# Iterative Policy Evaluation in Small Gridworld

## Home

March 16, 2020

I’m currently learning Reinforcement Learning course by David Silver (here!) and currently on studying lecture 3 and I find one particular example interesting. Taking it out of the context of RL and putting it simply, the example is to evaluate a random walk along a grid and find the expected number of steps required to reach some terminal nodes. # Solve by Simulation

Probably the most trivial way to calculate that is too just simulate it and find the average steps needed.

``````import random
import itertools

height, width = 4, 4
terminals = {(0,0), (3,3)}

grid = [[0 for i in range(height)] for j in range(width)]

for start_loc in itertools.product(range(height), range(width)):
actions = [(0,1), (1,0), (0, -1), (-1, 0)]

trial = 10000
total_cost = 0
for __ in range(trial):
i, j = start_loc
while (i, j) not in terminals:
d_i, d_j = random.choice(actions)
i += d_i
j += d_j
i = 3 if i > 3 else 0 if i < 0 else i
j = 3 if j > 3 else 0 if j < 0 else j
total_cost += 1
grid[start_loc][start_loc] = total_cost/trial

def print_grid(grid):
for row in grid:
for column in row:
print("%.3f\t" % column, end="")
print()

print_grid(grid)
``````

In the example above, I take the average of 10000 trials. (Note that if an action leads the walk to hit a wall, it just stays in place.) And the output I get is:

``````0.000	13.737	20.157	21.989
14.127	17.652	20.138	19.724
19.942	20.039	18.142	13.969
21.957	20.273	13.782	0.000
``````

So if we start at the location `(0, 1)`, we are about to hit a terminal nodes after roughly `13.733` steps, and roughly `21.989` step if we start at `(0, 3)`.

Then what? What is interesting here is that we can get that number from other approach.

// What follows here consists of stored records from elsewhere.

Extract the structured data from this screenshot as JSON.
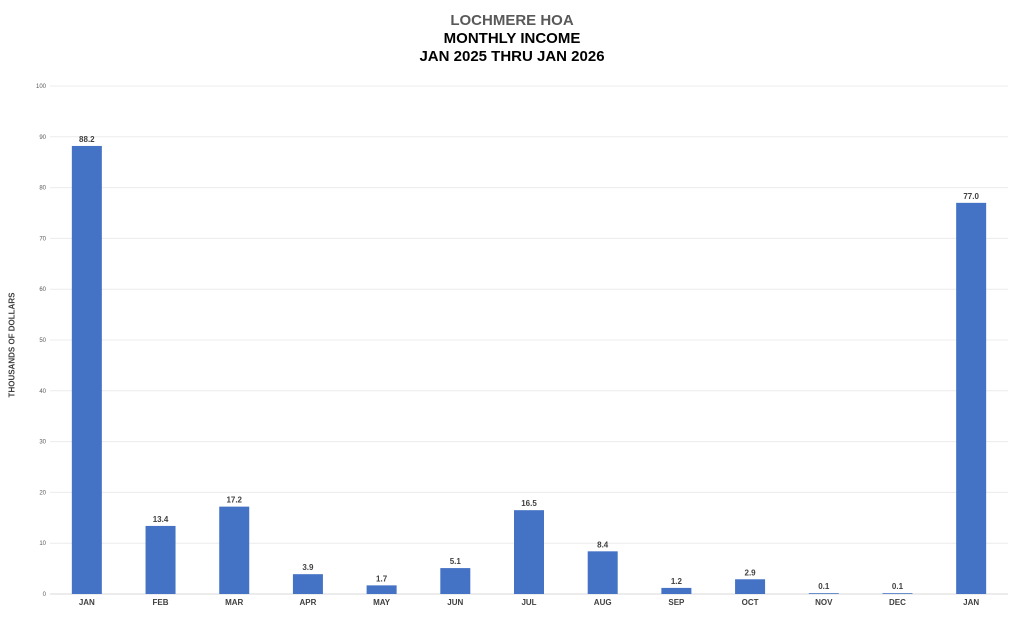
{
  "title": {
    "line1": "LOCHMERE HOA",
    "line2": "MONTHLY INCOME",
    "line3": "JAN 2025 THRU JAN 2026"
  },
  "chart_data": {
    "type": "bar",
    "title": "LOCHMERE HOA MONTHLY INCOME JAN 2025 THRU JAN 2026",
    "xlabel": "",
    "ylabel": "THOUSANDS OF DOLLARS",
    "categories": [
      "JAN",
      "FEB",
      "MAR",
      "APR",
      "MAY",
      "JUN",
      "JUL",
      "AUG",
      "SEP",
      "OCT",
      "NOV",
      "DEC",
      "JAN"
    ],
    "values": [
      88.2,
      13.4,
      17.2,
      3.9,
      1.7,
      5.1,
      16.5,
      8.4,
      1.2,
      2.9,
      0.1,
      0.1,
      77.0
    ],
    "value_labels": [
      "88.2",
      "13.4",
      "17.2",
      "3.9",
      "1.7",
      "5.1",
      "16.5",
      "8.4",
      "1.2",
      "2.9",
      "0.1",
      "0.1",
      "77.0"
    ],
    "ylim": [
      0,
      100
    ],
    "yticks": [
      0,
      10,
      20,
      30,
      40,
      50,
      60,
      70,
      80,
      90,
      100
    ],
    "grid": true,
    "legend": "none",
    "bar_color": "#4472c4"
  }
}
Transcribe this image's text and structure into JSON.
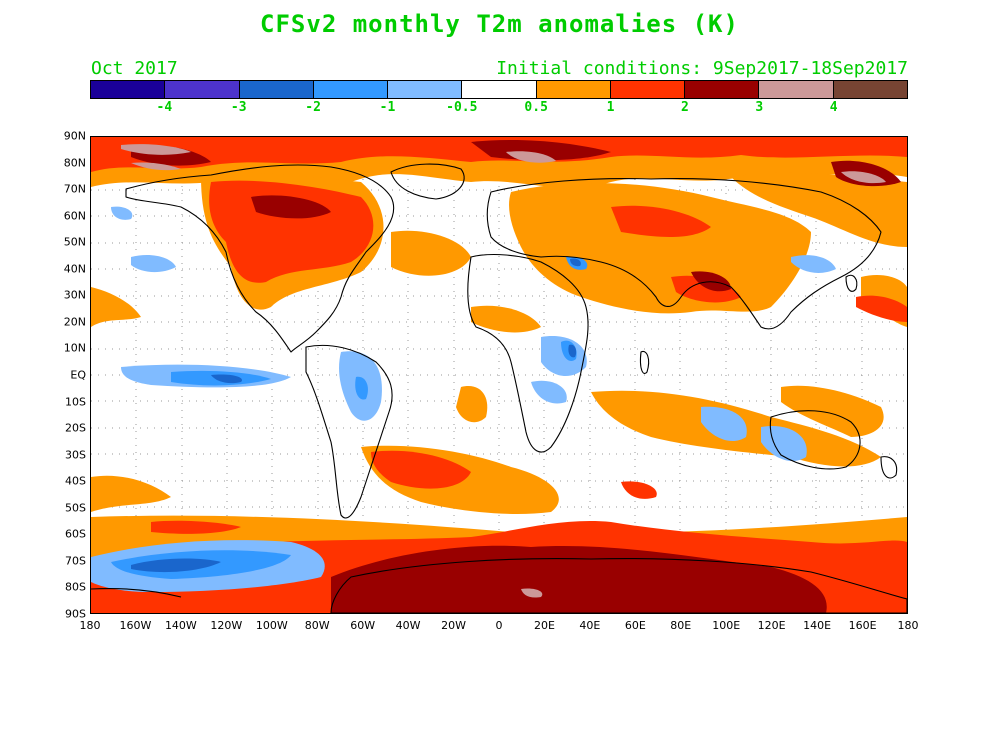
{
  "header": {
    "title": "CFSv2 monthly T2m anomalies (K)",
    "target_month": "Oct 2017",
    "initial_conditions": "Initial conditions: 9Sep2017-18Sep2017"
  },
  "colorbar": {
    "colors": [
      "#1a0099",
      "#4d33cc",
      "#1a66cc",
      "#3399ff",
      "#80bbff",
      "#ffffff",
      "#ff9900",
      "#ff3300",
      "#990000",
      "#cc9999",
      "#774433"
    ],
    "labels": [
      "-4",
      "-3",
      "-2",
      "-1",
      "-0.5",
      "0.5",
      "1",
      "2",
      "3",
      "4"
    ]
  },
  "axes": {
    "lat_labels": [
      "90N",
      "80N",
      "70N",
      "60N",
      "50N",
      "40N",
      "30N",
      "20N",
      "10N",
      "EQ",
      "10S",
      "20S",
      "30S",
      "40S",
      "50S",
      "60S",
      "70S",
      "80S",
      "90S"
    ],
    "lon_labels": [
      "180",
      "160W",
      "140W",
      "120W",
      "100W",
      "80W",
      "60W",
      "40W",
      "20W",
      "0",
      "20E",
      "40E",
      "60E",
      "80E",
      "100E",
      "120E",
      "140E",
      "160E",
      "180"
    ]
  },
  "legend_colors": {
    "cold_strong": "#1a66cc",
    "cold": "#3399ff",
    "cold_weak": "#80bbff",
    "warm_weak": "#ff9900",
    "warm": "#ff3300",
    "warm_strong": "#990000",
    "warm_extreme": "#cc9999"
  }
}
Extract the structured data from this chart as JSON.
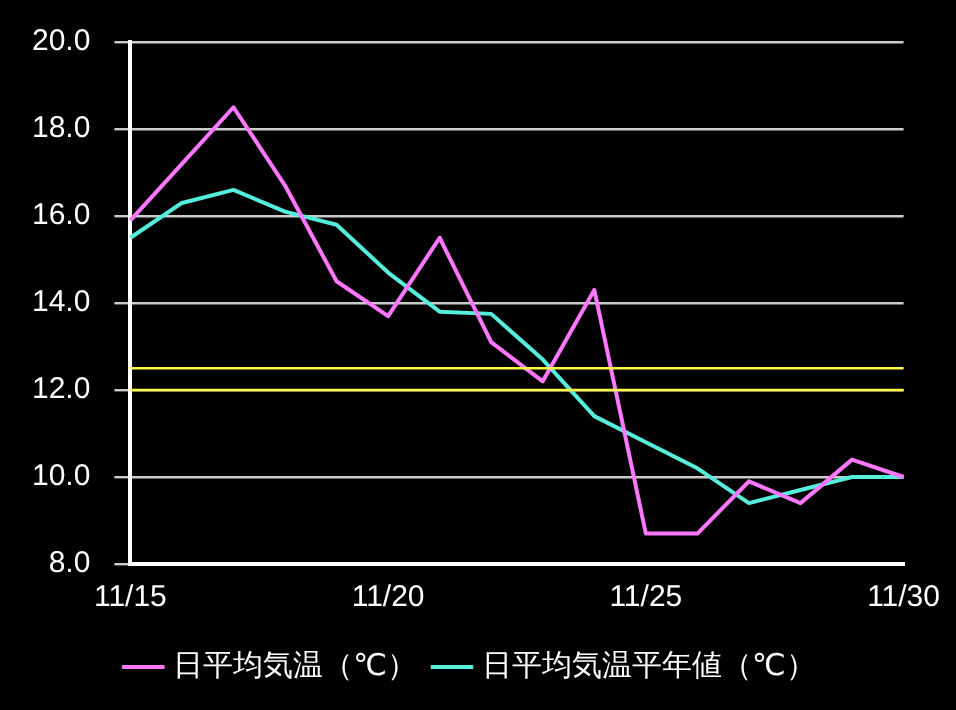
{
  "chart_data": {
    "type": "line",
    "categories": [
      "11/15",
      null,
      null,
      null,
      null,
      "11/20",
      null,
      null,
      null,
      null,
      "11/25",
      null,
      null,
      null,
      null,
      "11/30"
    ],
    "series": [
      {
        "name": "日平均気温（℃）",
        "color": "#ff77ff",
        "values": [
          15.9,
          17.2,
          18.5,
          16.7,
          14.5,
          13.7,
          15.5,
          13.1,
          12.2,
          14.3,
          8.7,
          8.7,
          9.9,
          9.4,
          10.4,
          10.0
        ]
      },
      {
        "name": "日平均気温平年値（℃）",
        "color": "#55eedd",
        "values": [
          15.5,
          16.3,
          16.6,
          16.1,
          15.8,
          14.7,
          13.8,
          13.75,
          12.7,
          11.4,
          10.8,
          10.2,
          9.4,
          9.7,
          10.0,
          10.0
        ]
      }
    ],
    "ylim": [
      8,
      20
    ],
    "yticks": [
      {
        "value": 8,
        "label": "8.0"
      },
      {
        "value": 10,
        "label": "10.0"
      },
      {
        "value": 12,
        "label": "12.0"
      },
      {
        "value": 14,
        "label": "14.0"
      },
      {
        "value": 16,
        "label": "16.0"
      },
      {
        "value": 18,
        "label": "18.0"
      },
      {
        "value": 20,
        "label": "20.0"
      }
    ],
    "ref_lines": [
      {
        "axis": "y",
        "value": 12.5,
        "color": "#ffff44"
      },
      {
        "axis": "y",
        "value": 12.0,
        "color": "#ffff44"
      }
    ],
    "grid": "y",
    "legend": "bottom",
    "marker": "none",
    "line_style": "solid"
  }
}
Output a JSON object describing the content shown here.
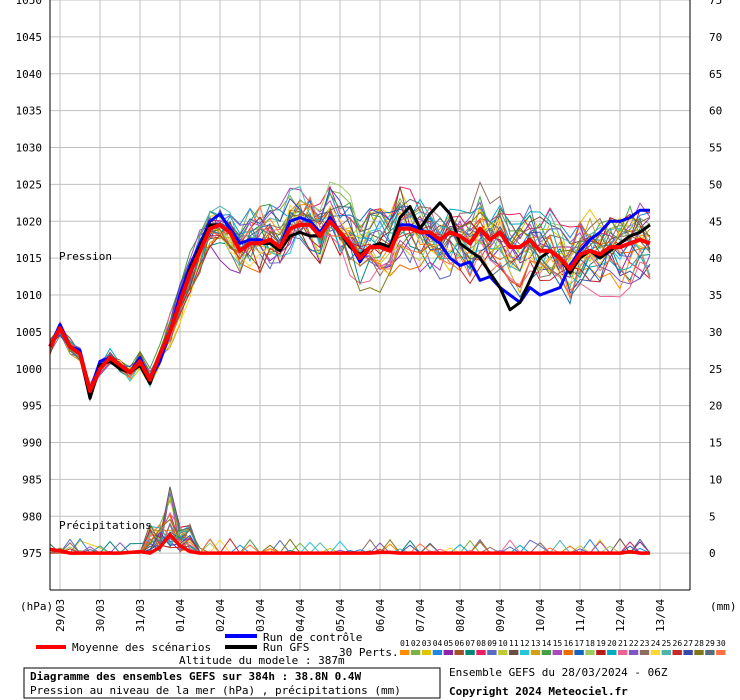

# Solve by Iterative Policy Evaluation

The main step of iterative policy evaluation is to get the cost from averaging of the possible 4 previous parent actions. We first initialize all the cost (the expected step required) to be zero and build it up iteratively. It can be proven that it will converge to the actual expected value. Read http://www0.cs.ucl.ac.uk/staff/d.silver/web/Teaching_files/DP.pdf for more detailed explanation.

``````import itertools

def create_grid(height, width):
return [[0 for i in range(height)] for j in range(width)]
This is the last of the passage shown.